# installed new suspension



## machoponcho (Mar 10, 2011)

Today i just finished installing my new suspension i installed the kyb gr2 shocks and struts. The whiteline radius arm bushings, whiteline strut bushings, and lovells bump stops. i ordered the no rub kit from kollar racing and got the shocks and struts off of ebay. 

The struts i took off where leaking out oil at only 65k miles i was surprised. the bushings though looked in really good shape but since i already ordered the whiteline ones i just installed those. To do both sides took me about 2.5 hours mainly because i had to install 3 new broken studs. 

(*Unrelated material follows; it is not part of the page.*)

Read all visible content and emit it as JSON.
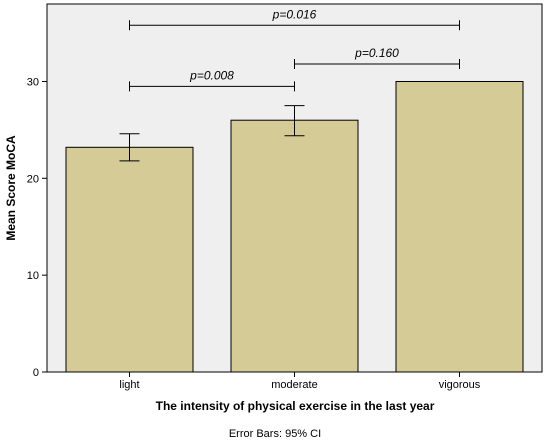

The radius arm bushings were extremely easy only took about 25 minutes the kit comes with different size washers to set the caster very easy instructions. 

The shocks i thought were going to be a walk in the park but the passenger 
side upper bolt is a pain in the a**. still only took me about 30 min. 

I took it for a test drive and it does need an alignment it pulls slightly to the left just slightly. The drive is alot better alot smoother, except bumps bumps and dips are a bit harsher. The steering improved greatly i was very surprised, the breaking is alot better also. 

Overall i recommend this to anyone owing a goat it makes the car handle alot better it feels like the car should drive.


----------



## evanpatchay (May 26, 2012)

Did you just do the front struts and bushings? Anything in the rear? And if you dont mind me asking how much did this set you back? I would like to do something similar soon.

Thanks,

Evan


----------



## machoponcho (Mar 10, 2011)

Just the shocks and the bushings that came with those.. it was 370 for the bushings and 216 for shocks and struts


----------



## silvertl (Feb 18, 2013)

Were the bushings dry rotted?


----------



## svede1212 (Nov 1, 2005)

I hope it did cause breaking to be better. Who wants a broken goat.  (braking: damn English language) The rear inner and outer control arm bushings are a bit of a pain but fairly inexpensive and worth doing too.


----------



## Gotagoat (Jan 6, 2006)

I'm about to replace my struts and shocks. Given that I don't race or drive my '05 hard, what would you all suggest I purchase? Is the no rub kit worth while since I haven't had that problem? I'm going to purchase the parts and have a shop do the installation. I'd appreciate a list of what I should order - ie number of pairs of bushings (with bearings?) etc.


----------



## Steamwalker (Mar 9, 2012)

No rub kit is a must as those parts will have to replaced anyways at some point.


----------



## svede1212 (Nov 1, 2005)

Gotagoat said:


> I'm about to replace my struts and shocks. Given that I don't race or drive my '05 hard, what would you all suggest I purchase? Is the no rub kit worth while since I haven't had that problem? I'm going to purchase the parts and have a shop do the installation. I'd appreciate a list of what I should order - ie number of pairs of bushings (with bearings?) etc.


The basic bushings in the day before we had "Stage 3 rub kit"  names were strut bushings and front radius rod bushings. When you take the strut off you might as well replace the bump stops. The bottom strut bolts are TTY and technically should be replaced each time. I inspected and LocTite'd mine but I live on the edge.  Get decent springs and dampers and that's a pretty basic upgrade. 

Lovells and Pedders both make nice sporty springs that give a good firm ride. Monroe, Pedders, Lovells and Koni all make dampers for front and rear. The first three are fixed and the Konis are adjustable. I run Lovell springs with Koni dampers full soft on the street. Planted yet saves my back or I can crank it up.


----------